As part of the New Works 4 Weeks Festival, Red Eye Theater will presents a new show this weekend that takes a look at the iconic playwright Bertolt Brecht, and the women that were a part of his life. Set in 1947, during the time that Brecht faces the House Un-American Activities Committee, the piece was first conceptualized with University of Minnesota students in 2008. Rehearsing Failure is a growth from that original piece, utilizing the talents of playwright Cory Hinkle and composer Annie Enneking.
The play is "not a linear, straight-forward story," says director Lisa Channer.
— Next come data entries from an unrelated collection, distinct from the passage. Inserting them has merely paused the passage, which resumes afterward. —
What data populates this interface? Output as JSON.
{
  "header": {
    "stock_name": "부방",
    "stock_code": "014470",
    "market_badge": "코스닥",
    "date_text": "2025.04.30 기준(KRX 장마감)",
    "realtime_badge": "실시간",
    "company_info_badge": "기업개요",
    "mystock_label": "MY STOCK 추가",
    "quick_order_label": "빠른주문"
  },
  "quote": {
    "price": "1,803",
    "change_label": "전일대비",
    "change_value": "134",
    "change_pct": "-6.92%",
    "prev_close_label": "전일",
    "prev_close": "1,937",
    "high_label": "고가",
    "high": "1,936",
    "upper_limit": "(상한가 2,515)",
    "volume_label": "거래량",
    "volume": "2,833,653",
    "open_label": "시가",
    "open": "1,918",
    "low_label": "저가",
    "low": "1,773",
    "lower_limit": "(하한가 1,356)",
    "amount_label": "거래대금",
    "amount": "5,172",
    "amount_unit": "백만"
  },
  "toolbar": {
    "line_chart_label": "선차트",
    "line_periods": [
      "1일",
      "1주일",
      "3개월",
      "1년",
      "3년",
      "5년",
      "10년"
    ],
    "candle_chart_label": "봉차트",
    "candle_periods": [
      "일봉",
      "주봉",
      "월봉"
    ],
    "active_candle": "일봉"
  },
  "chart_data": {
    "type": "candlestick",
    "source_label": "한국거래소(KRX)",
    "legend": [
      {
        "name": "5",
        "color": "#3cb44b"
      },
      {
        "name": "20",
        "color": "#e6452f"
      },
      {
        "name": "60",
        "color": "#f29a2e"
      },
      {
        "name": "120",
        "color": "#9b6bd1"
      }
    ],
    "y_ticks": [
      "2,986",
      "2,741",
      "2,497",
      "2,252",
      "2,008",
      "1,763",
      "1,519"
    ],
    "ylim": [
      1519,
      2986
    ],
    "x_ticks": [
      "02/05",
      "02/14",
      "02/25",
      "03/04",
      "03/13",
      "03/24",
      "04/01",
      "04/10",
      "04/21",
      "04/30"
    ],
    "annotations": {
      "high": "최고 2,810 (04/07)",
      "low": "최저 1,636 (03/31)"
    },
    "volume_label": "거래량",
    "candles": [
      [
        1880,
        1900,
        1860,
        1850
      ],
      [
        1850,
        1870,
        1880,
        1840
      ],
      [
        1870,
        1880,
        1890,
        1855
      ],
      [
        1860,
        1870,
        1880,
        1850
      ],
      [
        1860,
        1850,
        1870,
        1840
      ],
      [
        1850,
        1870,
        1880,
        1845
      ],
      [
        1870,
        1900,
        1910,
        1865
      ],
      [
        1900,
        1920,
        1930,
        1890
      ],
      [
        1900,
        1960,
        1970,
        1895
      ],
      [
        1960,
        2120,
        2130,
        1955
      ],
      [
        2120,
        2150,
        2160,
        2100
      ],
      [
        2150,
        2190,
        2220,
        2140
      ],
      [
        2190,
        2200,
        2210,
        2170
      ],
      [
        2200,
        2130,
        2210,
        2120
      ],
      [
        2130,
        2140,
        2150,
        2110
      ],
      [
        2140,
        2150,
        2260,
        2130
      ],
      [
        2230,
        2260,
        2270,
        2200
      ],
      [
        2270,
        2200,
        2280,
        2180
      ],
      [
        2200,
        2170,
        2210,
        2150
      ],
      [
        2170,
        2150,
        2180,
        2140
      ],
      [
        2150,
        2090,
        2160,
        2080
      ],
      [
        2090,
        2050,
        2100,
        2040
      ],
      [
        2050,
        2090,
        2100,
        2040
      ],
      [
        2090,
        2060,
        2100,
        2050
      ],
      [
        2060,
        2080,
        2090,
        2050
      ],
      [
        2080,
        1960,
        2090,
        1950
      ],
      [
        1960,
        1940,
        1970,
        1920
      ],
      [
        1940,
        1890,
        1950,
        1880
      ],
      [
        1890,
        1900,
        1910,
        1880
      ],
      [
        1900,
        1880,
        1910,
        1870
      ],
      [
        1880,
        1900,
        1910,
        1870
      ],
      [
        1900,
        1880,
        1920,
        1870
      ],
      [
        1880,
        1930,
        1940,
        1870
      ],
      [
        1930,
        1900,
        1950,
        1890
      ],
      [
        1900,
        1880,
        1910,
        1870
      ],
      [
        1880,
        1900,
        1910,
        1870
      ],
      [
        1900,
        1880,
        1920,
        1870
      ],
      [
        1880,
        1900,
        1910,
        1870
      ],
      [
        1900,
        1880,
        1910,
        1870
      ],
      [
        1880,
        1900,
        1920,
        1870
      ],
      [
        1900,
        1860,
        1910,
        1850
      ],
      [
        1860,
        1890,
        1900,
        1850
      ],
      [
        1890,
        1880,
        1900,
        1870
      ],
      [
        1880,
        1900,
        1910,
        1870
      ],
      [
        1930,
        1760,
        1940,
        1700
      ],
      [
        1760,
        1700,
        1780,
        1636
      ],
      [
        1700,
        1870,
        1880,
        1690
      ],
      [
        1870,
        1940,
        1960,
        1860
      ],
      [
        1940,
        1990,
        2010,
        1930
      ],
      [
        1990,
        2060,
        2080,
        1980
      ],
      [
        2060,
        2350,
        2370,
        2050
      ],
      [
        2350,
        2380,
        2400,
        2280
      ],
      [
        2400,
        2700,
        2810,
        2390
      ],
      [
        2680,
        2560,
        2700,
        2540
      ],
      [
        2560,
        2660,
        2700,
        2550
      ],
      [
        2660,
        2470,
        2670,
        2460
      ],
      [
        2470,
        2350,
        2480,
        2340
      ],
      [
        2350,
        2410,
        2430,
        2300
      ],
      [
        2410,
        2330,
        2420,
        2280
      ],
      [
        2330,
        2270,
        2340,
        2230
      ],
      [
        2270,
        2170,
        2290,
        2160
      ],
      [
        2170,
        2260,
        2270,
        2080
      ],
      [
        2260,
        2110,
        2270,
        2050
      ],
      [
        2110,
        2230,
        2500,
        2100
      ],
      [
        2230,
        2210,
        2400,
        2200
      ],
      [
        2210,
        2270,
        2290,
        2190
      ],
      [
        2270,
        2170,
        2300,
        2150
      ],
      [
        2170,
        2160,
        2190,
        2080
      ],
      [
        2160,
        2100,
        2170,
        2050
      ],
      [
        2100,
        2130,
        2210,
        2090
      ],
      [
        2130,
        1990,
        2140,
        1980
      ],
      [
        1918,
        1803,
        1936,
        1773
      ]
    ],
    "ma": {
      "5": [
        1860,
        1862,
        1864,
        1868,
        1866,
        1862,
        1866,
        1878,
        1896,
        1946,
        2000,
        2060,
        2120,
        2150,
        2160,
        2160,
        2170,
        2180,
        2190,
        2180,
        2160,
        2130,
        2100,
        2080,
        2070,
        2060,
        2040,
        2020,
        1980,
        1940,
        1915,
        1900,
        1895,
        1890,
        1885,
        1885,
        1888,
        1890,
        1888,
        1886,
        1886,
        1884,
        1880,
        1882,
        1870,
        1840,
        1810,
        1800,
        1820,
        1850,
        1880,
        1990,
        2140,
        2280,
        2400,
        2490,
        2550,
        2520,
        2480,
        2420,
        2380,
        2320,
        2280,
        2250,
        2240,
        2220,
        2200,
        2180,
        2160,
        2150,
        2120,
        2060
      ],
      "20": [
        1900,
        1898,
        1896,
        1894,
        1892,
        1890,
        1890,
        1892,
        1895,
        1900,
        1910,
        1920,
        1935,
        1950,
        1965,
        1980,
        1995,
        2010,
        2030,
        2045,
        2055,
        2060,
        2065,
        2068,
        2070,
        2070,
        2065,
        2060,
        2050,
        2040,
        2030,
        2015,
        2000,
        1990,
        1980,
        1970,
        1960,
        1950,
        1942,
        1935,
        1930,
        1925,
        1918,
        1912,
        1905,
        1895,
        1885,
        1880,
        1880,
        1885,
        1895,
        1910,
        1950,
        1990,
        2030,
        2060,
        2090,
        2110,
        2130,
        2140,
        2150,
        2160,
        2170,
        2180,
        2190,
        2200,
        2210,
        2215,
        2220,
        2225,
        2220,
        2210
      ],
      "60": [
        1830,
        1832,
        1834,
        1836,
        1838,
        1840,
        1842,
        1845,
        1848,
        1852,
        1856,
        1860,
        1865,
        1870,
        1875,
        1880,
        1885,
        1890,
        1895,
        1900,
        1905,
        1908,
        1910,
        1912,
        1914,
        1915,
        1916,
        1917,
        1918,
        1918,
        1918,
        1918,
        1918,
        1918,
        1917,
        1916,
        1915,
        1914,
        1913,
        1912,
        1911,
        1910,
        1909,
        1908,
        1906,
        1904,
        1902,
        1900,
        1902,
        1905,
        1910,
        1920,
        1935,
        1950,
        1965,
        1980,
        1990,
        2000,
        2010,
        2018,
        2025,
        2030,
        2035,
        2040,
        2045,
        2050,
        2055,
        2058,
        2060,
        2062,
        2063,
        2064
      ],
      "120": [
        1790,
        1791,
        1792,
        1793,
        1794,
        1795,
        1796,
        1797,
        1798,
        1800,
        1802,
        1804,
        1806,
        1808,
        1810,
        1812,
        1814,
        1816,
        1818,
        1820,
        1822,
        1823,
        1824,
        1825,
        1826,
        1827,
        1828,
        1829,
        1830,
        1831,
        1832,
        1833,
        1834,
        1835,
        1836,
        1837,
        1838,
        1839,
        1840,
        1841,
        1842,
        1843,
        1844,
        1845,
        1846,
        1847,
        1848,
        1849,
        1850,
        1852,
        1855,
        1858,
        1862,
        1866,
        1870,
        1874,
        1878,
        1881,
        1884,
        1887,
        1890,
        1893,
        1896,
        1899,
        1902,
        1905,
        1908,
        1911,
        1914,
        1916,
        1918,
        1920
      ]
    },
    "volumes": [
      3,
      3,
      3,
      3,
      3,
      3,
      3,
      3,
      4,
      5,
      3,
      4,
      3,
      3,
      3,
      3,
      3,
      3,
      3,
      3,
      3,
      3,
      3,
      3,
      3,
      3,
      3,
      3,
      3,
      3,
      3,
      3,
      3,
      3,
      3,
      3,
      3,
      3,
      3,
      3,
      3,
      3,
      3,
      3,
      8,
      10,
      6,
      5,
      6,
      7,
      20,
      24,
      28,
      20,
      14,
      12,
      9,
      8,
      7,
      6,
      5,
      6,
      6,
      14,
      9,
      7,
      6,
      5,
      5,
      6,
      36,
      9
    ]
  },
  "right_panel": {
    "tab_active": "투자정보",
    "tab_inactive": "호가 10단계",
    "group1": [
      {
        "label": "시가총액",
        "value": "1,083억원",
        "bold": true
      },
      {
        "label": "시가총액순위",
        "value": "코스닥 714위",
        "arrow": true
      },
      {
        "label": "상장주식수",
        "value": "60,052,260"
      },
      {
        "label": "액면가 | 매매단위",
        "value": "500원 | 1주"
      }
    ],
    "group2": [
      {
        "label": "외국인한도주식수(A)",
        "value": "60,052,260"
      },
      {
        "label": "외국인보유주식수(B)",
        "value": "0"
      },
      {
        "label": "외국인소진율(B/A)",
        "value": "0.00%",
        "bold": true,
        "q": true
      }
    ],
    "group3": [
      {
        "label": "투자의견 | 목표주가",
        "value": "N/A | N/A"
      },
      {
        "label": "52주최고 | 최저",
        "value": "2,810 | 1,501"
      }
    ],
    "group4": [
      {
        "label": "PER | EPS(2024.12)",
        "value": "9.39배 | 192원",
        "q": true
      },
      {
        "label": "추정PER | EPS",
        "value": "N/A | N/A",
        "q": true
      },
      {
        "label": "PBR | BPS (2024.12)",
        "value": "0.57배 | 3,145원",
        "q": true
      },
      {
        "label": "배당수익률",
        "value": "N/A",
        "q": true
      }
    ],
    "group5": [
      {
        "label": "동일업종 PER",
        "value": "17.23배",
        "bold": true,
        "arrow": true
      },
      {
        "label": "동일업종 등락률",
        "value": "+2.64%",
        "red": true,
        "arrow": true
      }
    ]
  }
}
Rather, it utilizes dream scenes and realistic moments, as well as more conceptual moments.
One of the central references that the collaborators used to create the show was Brecht and Company, a controversial 1994 book by John Fuegi which paints Brecht as a fraudster and misogynist, asserting that most of Brecht's writings were in fact written by the women that surrounded him, namely Elisabeth Hauptmann, Margarete Steffin, and Ruth Berlau.
While the book was in some ways their central reference, Channer says the more they researched, they felt it was more complicated than the way that Fuegi portrays it in his book. "It's tempting to see the women as victims of an evil maniacal man," she says. "But we were ultimately more interested in exploring the women's stories. It's a lot about the male-female dynamic, the intersection between sexual energy and creative work, and the nature of collaboration and authorship."
In fact, while Channer has been working collaboratively for decades, she says this is the most collaborative piece she's ever done. Technically she is the director, Cory Hinkle has written the text, and Annie Enneking has composed the music, but she says all those lines have blurred among them and the cast of actors.
In developing the piece, the cast did a lot of work with objects such as Brecht's glasses, a typewriter, old telephones, and a whip that Brecht used to carry around. The artists explored physical movement and sound based on their personal relationships with the objects.
The objects become a kind of orchestra, creating a "conceptual rock concert" which include instruments as well. For example, noted Theatre de la Jeune Lune veteran Barbra Berlovitz will be playing the electric bass.
Pearce Bunting plays Brecht as a human, "not as a monster or a god," says Channer. However, they do explore the idea of genius. "A lot of people who worked with him accepted that they were working with someone who was exceptionally smart," she says.
The women were geniuses too, but as women, there was no way they were going to be as well known as Brecht, and so they often would allow Brecht to assume authorship, says Channer. "It's the type of feminist work that often doesn't get done. It's generous to everybody in the story."
Channer doesn't aim to bash Brecht, but they do reveal moments when he's mean, tricks people out of contracts, and dumps people who are no longer convenient. She says it might help if you know who Brecht is when you see the piece, although a few people who didn't know much about him have seen the rehearsals and have enjoyed it.